Explication de texte


Passage :


L’Amiral n’avançait guère, il se trainait plutôt, en ronronnant, d’un roulis à l’autre. Ce n’était plus un voyage, c’était une espèce de maladie. Les membres de ce concile matinal, à les examiner de mon coin , me semblait tous assez profondément malade les , paludéens, alcooliques , syphilitiques sans doute, leur déchéance visible à dix mètres me consolait un peu de mes tracas personnel. Après tout, c’étaient des vaincus , tout de même que moi, ces matamores ! … Ils cranaient encore, voilà tout ! Seul différence : Les moustiques s’étaient déjà chargés de les sucer et de leur distiller à pleines veines ces poisons qui ne s’en vont plus… Le tréponème à l’heure qu’il était leur limaillait déjà les artères…L’alcool leur bouffait les foies…Le soleil leur fendillait les rognons… Les morpions leur collaient aux poils et l’eczéma à la peau de ventre… La lumière grésillante finirait bien par leur roustiller la rétine …Dans pas longtemps que leur resterait-il ? Un bout de cerveau …Pour en faire quoi avec ? Je vous le demande ? Là où ils allaient…On a beau dire, c’est pas drôle de vieillir dans les pays où y a pas de distractions…Où on est forcé de se regarder dans la glace dont le tain verdit devenir de plus en plus déchu, de plus en plus moche… On va vite à pourrir, dans les verdures, surtout quand il fait chaud atrocement.
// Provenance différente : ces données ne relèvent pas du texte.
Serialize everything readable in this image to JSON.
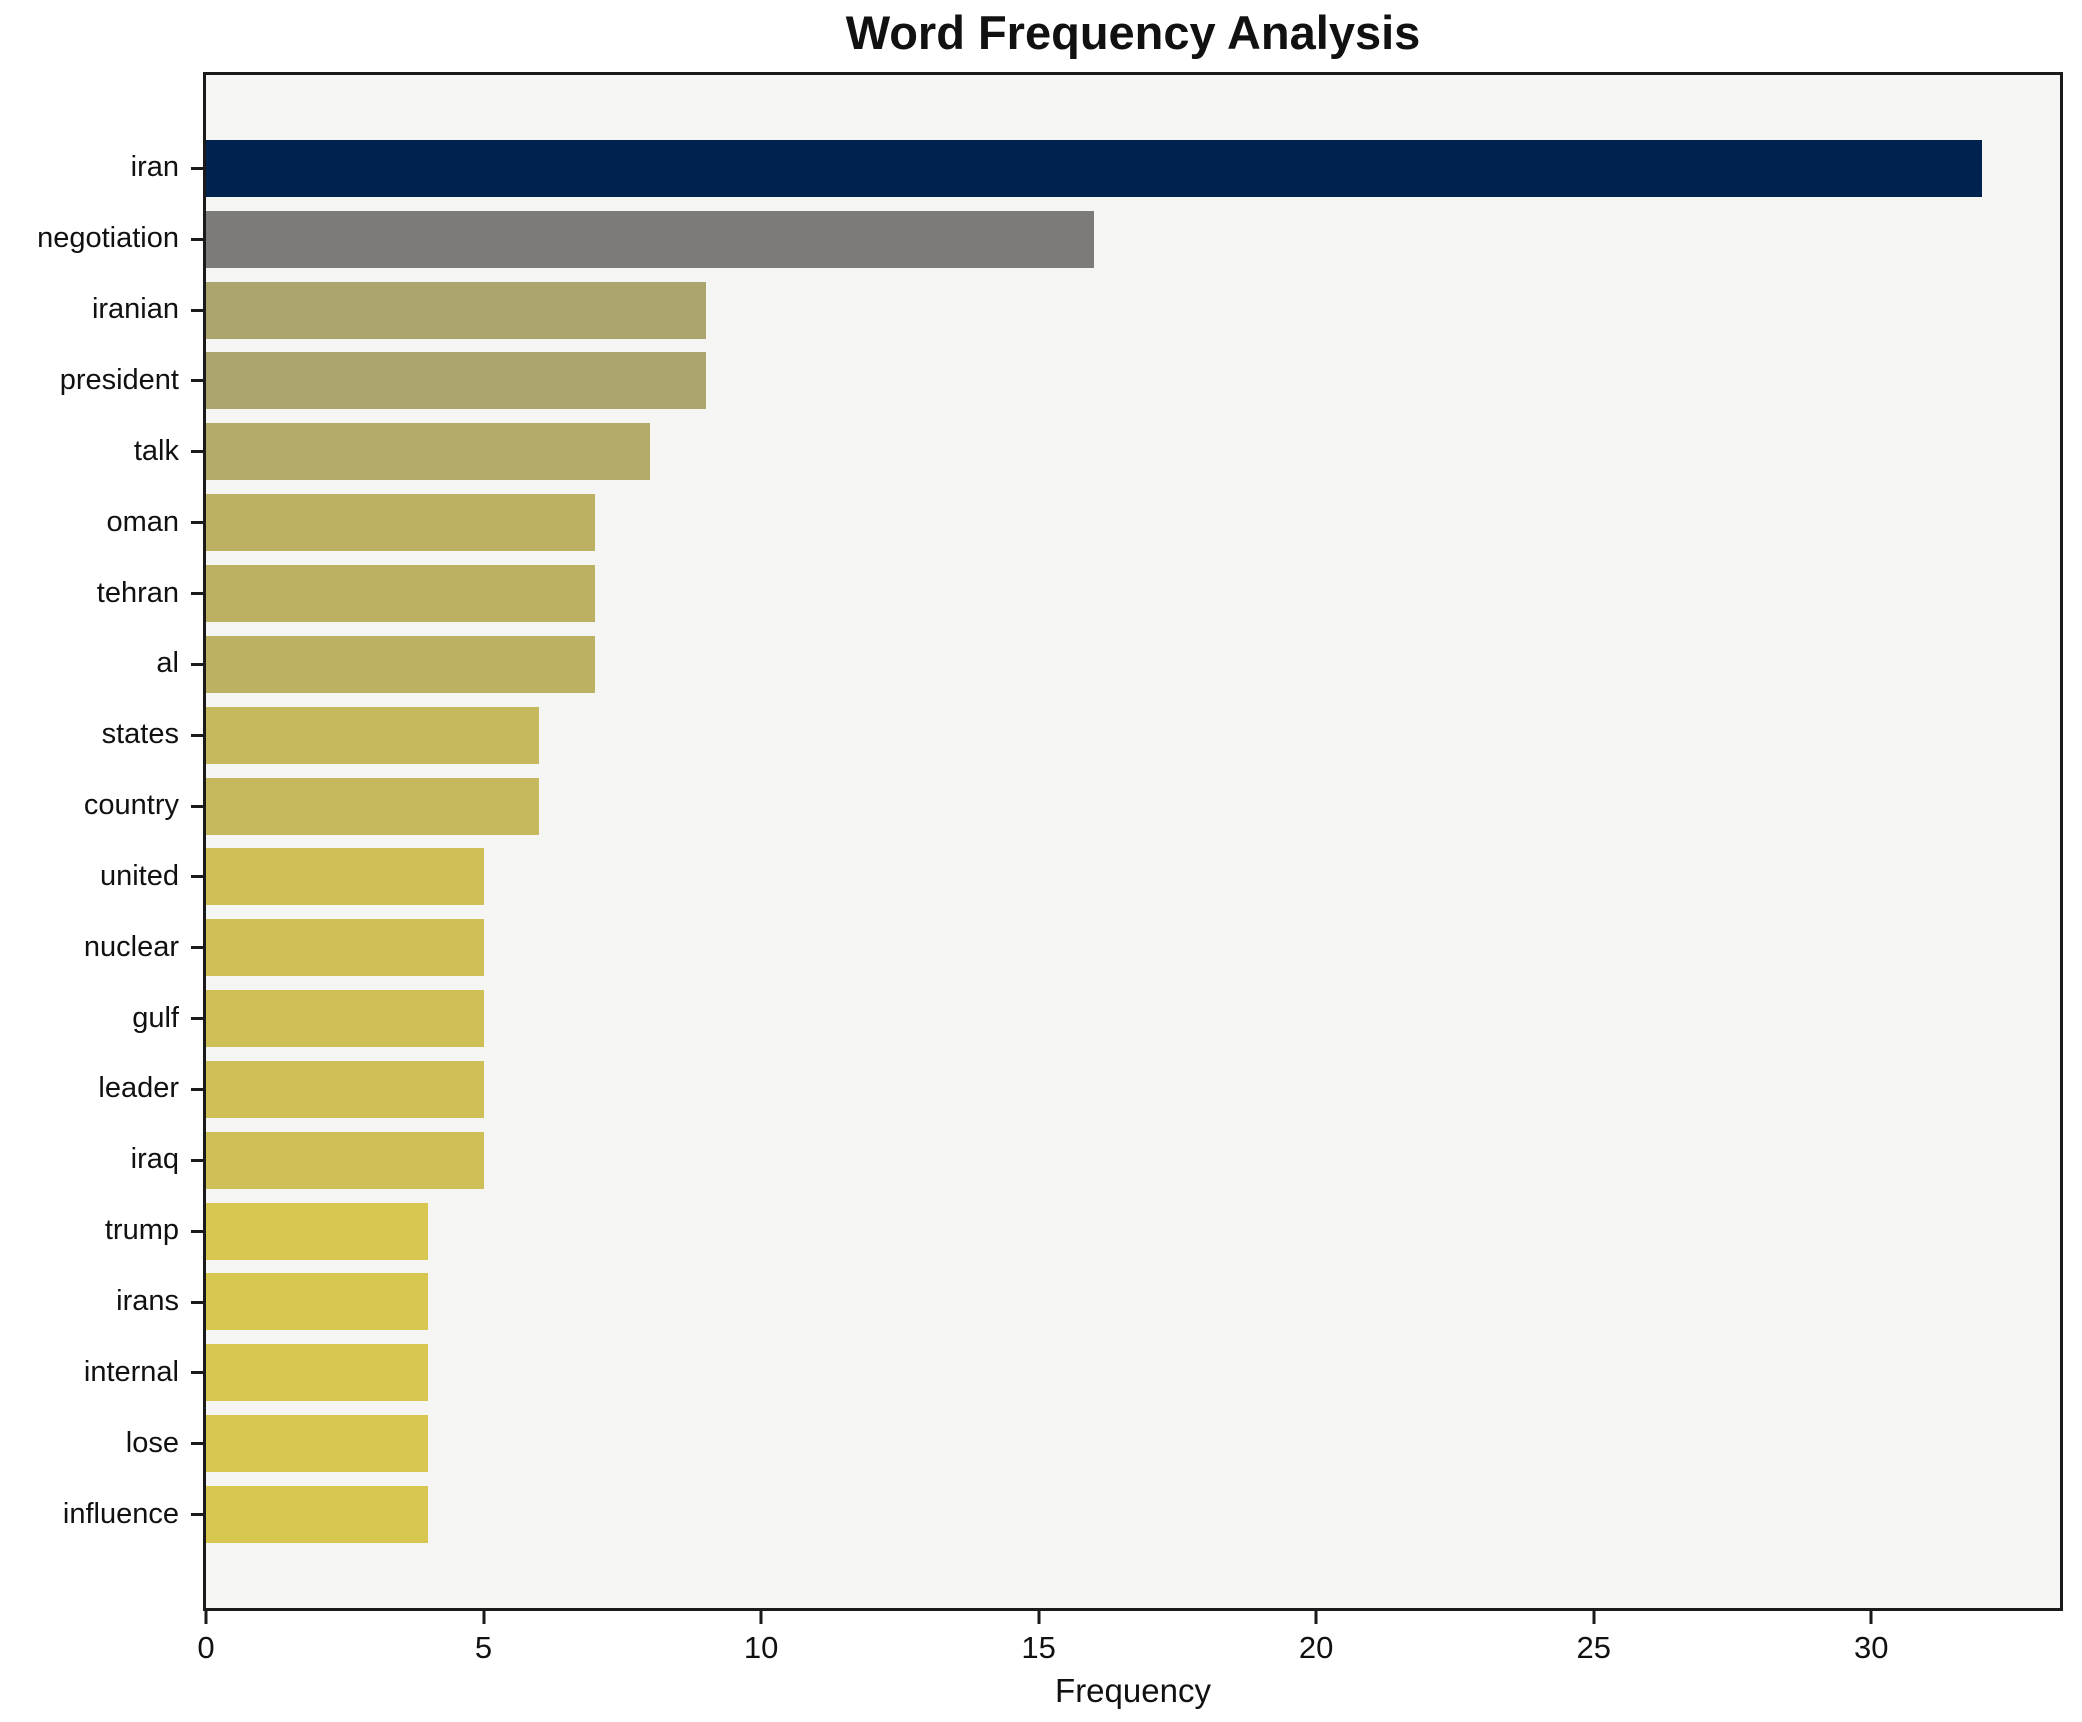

Le Nord au moins ça vous conserve les viandes ; ils sont pales une fois pour toute les gens du Nord . Entre un Suédois mort et un jeune homme qui a mal dormi, peu de différence . Mais le colonial il est déjà tout rempli d’asticots un jour après son débarquement. Ils n’attendaient qu’eux ces infiniment laborieuses vermicelles et ne les lâcheraient plus que bien au-delà de la vie. Sacs à larves.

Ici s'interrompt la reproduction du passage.